Originally Posted By: eddiel4
I can add a little info to the brass "Shelhamer tie-down" story as I researched this very item for many years. I lived in Michigan and several friends and I collected his rifles. We always found these identical tie-downs on his rifles... with two exceptions. The first was rifles that were stamped D. Kilpatrick under the butt-plate and looked for all intensive purposes to be Shelhamers. These did not have the tie-down however were identical in lines (and workmanship) to Shelhamer. I had almost given up on understanding this when, by a stroke of luck, I came across a "D. Kilpatrick" living near Dowagiac Michigan. I was able to contact Dennis' daughter who told me the story. Dennis and Tom were very close personnel friends. Dennis was a local gunsmith who did very nice work and catered to the target/benchrest set. He did have some of his clients want him to build sporting or hunting rifles and he would do these in conjunction with Shelhamer who taught him inletting and shaping (I've taken two of these apart and they are beautifully inletted). From what I learned, these were done in Shelhamer's basement while the two worked together. Because Kilpatrick was a accuracy buff, he would begrudgingly make the concession to a tight barrel channel but not to a tie-down, so on his rifles they were to the best of my knowledge, never present. as a point of interest all the Kilpatrick rifles were checkered by Shelhamer. From what I gathered talking further with others still alive that knew Dennis (and Tom), he made something like a dozen rifles with Shelhamer designed stocks and all are stamped like Shelhamer did. These are lovely rifles and add something to a Shelhamer collection. Whenever you see what you are sure is a Shelhamer but doesn't have a tie-down you're probably looking at a Kilpatrick.

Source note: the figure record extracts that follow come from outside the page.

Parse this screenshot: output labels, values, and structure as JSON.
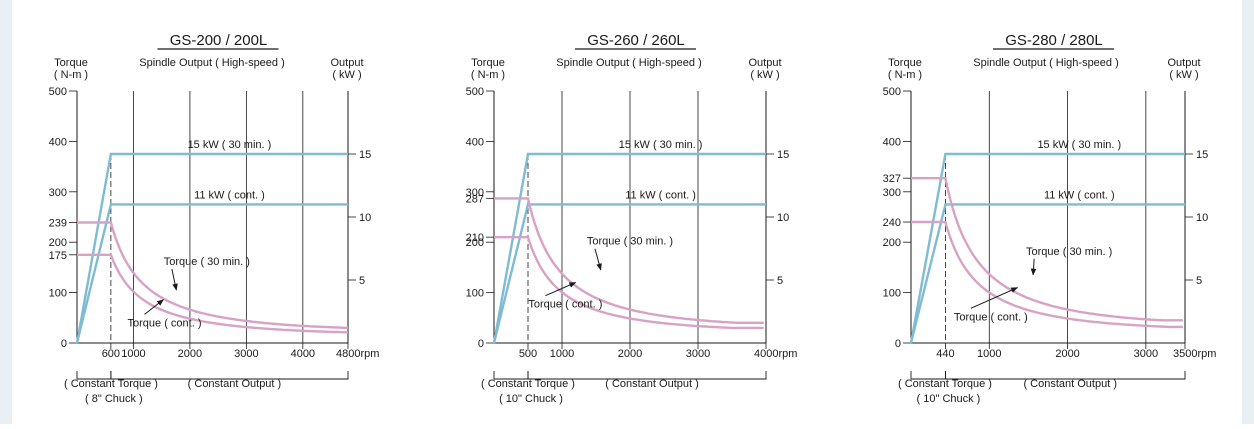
{
  "colors": {
    "output_line": "#7fbcd2",
    "torque_curve": "#d7a2c6",
    "axis": "#1a1a1a"
  },
  "chart_data": [
    {
      "type": "line",
      "title": "GS-200 / 200L",
      "subtitle": "Spindle Output ( High-speed )",
      "left_axis_label": [
        "Torque",
        "( N-m )"
      ],
      "right_axis_label": [
        "Output",
        "( kW )"
      ],
      "xlabel_unit": "rpm",
      "xlim": [
        0,
        4800
      ],
      "ylim_torque": [
        0,
        500
      ],
      "ylim_output": [
        0,
        20
      ],
      "x_ticks": [
        {
          "v": 600,
          "t": "600"
        },
        {
          "v": 1000,
          "t": "1000"
        },
        {
          "v": 2000,
          "t": "2000"
        },
        {
          "v": 3000,
          "t": "3000"
        },
        {
          "v": 4000,
          "t": "4000"
        },
        {
          "v": 4800,
          "t": "4800rpm"
        }
      ],
      "grid_x": [
        1000,
        2000,
        3000,
        4000
      ],
      "left_ticks": [
        {
          "v": 0,
          "t": "0"
        },
        {
          "v": 100,
          "t": "100"
        },
        {
          "v": 175,
          "t": "175"
        },
        {
          "v": 200,
          "t": "200"
        },
        {
          "v": 239,
          "t": "239"
        },
        {
          "v": 300,
          "t": "300"
        },
        {
          "v": 400,
          "t": "400"
        },
        {
          "v": 500,
          "t": "500"
        }
      ],
      "right_ticks": [
        {
          "v": 5,
          "t": "5"
        },
        {
          "v": 10,
          "t": "10"
        },
        {
          "v": 15,
          "t": "15"
        }
      ],
      "base_speed": 600,
      "series": [
        {
          "name": "15 kW ( 30 min. )",
          "kind": "output",
          "kw": 15,
          "label_x": 2700
        },
        {
          "name": "11 kW ( cont. )",
          "kind": "output",
          "kw": 11,
          "label_x": 2700
        },
        {
          "name": "Torque ( 30 min. )",
          "kind": "torque",
          "torque_start": 239,
          "torque_end": 30,
          "label": {
            "x": 2300,
            "y": 155
          },
          "arrow_to": {
            "x": 1760,
            "y": 105
          }
        },
        {
          "name": "Torque ( cont. )",
          "kind": "torque",
          "torque_start": 175,
          "torque_end": 20,
          "label": {
            "x": 1550,
            "y": 33
          },
          "arrow_to": {
            "x": 1530,
            "y": 86
          }
        }
      ],
      "brackets": [
        {
          "label": "( Constant Torque )",
          "from": 0,
          "to": 600
        },
        {
          "label": "( Constant Output )",
          "from": 600,
          "to": 4800
        }
      ],
      "chuck_label": "( 8\" Chuck )"
    },
    {
      "type": "line",
      "title": "GS-260 / 260L",
      "subtitle": "Spindle Output ( High-speed )",
      "left_axis_label": [
        "Torque",
        "( N-m )"
      ],
      "right_axis_label": [
        "Output",
        "( kW )"
      ],
      "xlabel_unit": "rpm",
      "xlim": [
        0,
        4000
      ],
      "ylim_torque": [
        0,
        500
      ],
      "ylim_output": [
        0,
        20
      ],
      "x_ticks": [
        {
          "v": 500,
          "t": "500"
        },
        {
          "v": 1000,
          "t": "1000"
        },
        {
          "v": 2000,
          "t": "2000"
        },
        {
          "v": 3000,
          "t": "3000"
        },
        {
          "v": 4000,
          "t": "4000rpm"
        }
      ],
      "grid_x": [
        1000,
        2000,
        3000
      ],
      "left_ticks": [
        {
          "v": 0,
          "t": "0"
        },
        {
          "v": 100,
          "t": "100"
        },
        {
          "v": 200,
          "t": "200"
        },
        {
          "v": 210,
          "t": "210"
        },
        {
          "v": 287,
          "t": "287"
        },
        {
          "v": 300,
          "t": "300"
        },
        {
          "v": 400,
          "t": "400"
        },
        {
          "v": 500,
          "t": "500"
        }
      ],
      "right_ticks": [
        {
          "v": 5,
          "t": "5"
        },
        {
          "v": 10,
          "t": "10"
        },
        {
          "v": 15,
          "t": "15"
        }
      ],
      "base_speed": 500,
      "series": [
        {
          "name": "15 kW ( 30 min. )",
          "kind": "output",
          "kw": 15,
          "label_x": 2450
        },
        {
          "name": "11 kW ( cont. )",
          "kind": "output",
          "kw": 11,
          "label_x": 2450
        },
        {
          "name": "Torque ( 30 min. )",
          "kind": "torque",
          "torque_start": 287,
          "torque_end": 40,
          "label": {
            "x": 2000,
            "y": 195
          },
          "arrow_to": {
            "x": 1570,
            "y": 145
          }
        },
        {
          "name": "Torque ( cont. )",
          "kind": "torque",
          "torque_start": 210,
          "torque_end": 30,
          "label": {
            "x": 1050,
            "y": 70
          },
          "arrow_to": {
            "x": 1200,
            "y": 120
          }
        }
      ],
      "brackets": [
        {
          "label": "( Constant Torque )",
          "from": 0,
          "to": 500
        },
        {
          "label": "( Constant Output )",
          "from": 500,
          "to": 4000
        }
      ],
      "chuck_label": "( 10\" Chuck )"
    },
    {
      "type": "line",
      "title": "GS-280 / 280L",
      "subtitle": "Spindle Output ( High-speed )",
      "left_axis_label": [
        "Torque",
        "( N-m )"
      ],
      "right_axis_label": [
        "Output",
        "( kW )"
      ],
      "xlabel_unit": "rpm",
      "xlim": [
        0,
        3500
      ],
      "ylim_torque": [
        0,
        500
      ],
      "ylim_output": [
        0,
        20
      ],
      "x_ticks": [
        {
          "v": 440,
          "t": "440"
        },
        {
          "v": 1000,
          "t": "1000"
        },
        {
          "v": 2000,
          "t": "2000"
        },
        {
          "v": 3000,
          "t": "3000"
        },
        {
          "v": 3500,
          "t": "3500rpm"
        }
      ],
      "grid_x": [
        1000,
        2000,
        3000
      ],
      "left_ticks": [
        {
          "v": 0,
          "t": "0"
        },
        {
          "v": 100,
          "t": "100"
        },
        {
          "v": 200,
          "t": "200"
        },
        {
          "v": 240,
          "t": "240"
        },
        {
          "v": 300,
          "t": "300"
        },
        {
          "v": 327,
          "t": "327"
        },
        {
          "v": 400,
          "t": "400"
        },
        {
          "v": 500,
          "t": "500"
        }
      ],
      "right_ticks": [
        {
          "v": 5,
          "t": "5"
        },
        {
          "v": 10,
          "t": "10"
        },
        {
          "v": 15,
          "t": "15"
        }
      ],
      "base_speed": 440,
      "series": [
        {
          "name": "15 kW ( 30 min. )",
          "kind": "output",
          "kw": 15,
          "label_x": 2150
        },
        {
          "name": "11 kW ( cont. )",
          "kind": "output",
          "kw": 11,
          "label_x": 2150
        },
        {
          "name": "Torque ( 30 min. )",
          "kind": "torque",
          "torque_start": 327,
          "torque_end": 45,
          "label": {
            "x": 2020,
            "y": 175
          },
          "arrow_to": {
            "x": 1560,
            "y": 135
          }
        },
        {
          "name": "Torque ( cont. )",
          "kind": "torque",
          "torque_start": 240,
          "torque_end": 32,
          "label": {
            "x": 1020,
            "y": 45
          },
          "arrow_to": {
            "x": 1360,
            "y": 110
          }
        }
      ],
      "brackets": [
        {
          "label": "( Constant Torque )",
          "from": 0,
          "to": 440
        },
        {
          "label": "( Constant Output )",
          "from": 440,
          "to": 3500
        }
      ],
      "chuck_label": "( 10\" Chuck )"
    }
  ]
}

I mentioned two exceptions... until 3 years ago, I was sure that no Shelhamer went out that did not have his brass escutcheon present. On this very forum was a Shelhamer rifle, properly stamped with its number under the Niedner butt-plate and no tie-down. It was a quintessential Shelhamer with chin-strap, Schnabble fore-end and O'Dell pattern checkering (also the typical rich French walnut he used and I envy). I've looked at more than 50 Shelhamers and this photo came as a complete surprise! I guess this reinforces the old adage "never say never".

Thought you might find this interesting.


Yes, very interesting, thank you. The story I had heard was that Shelhamer did the stock work for Kilpatrick but it sounds like you have the straight scoop on it. I have seen one Kilpatrick gun, but I do not recall if it had the escutcheon or not.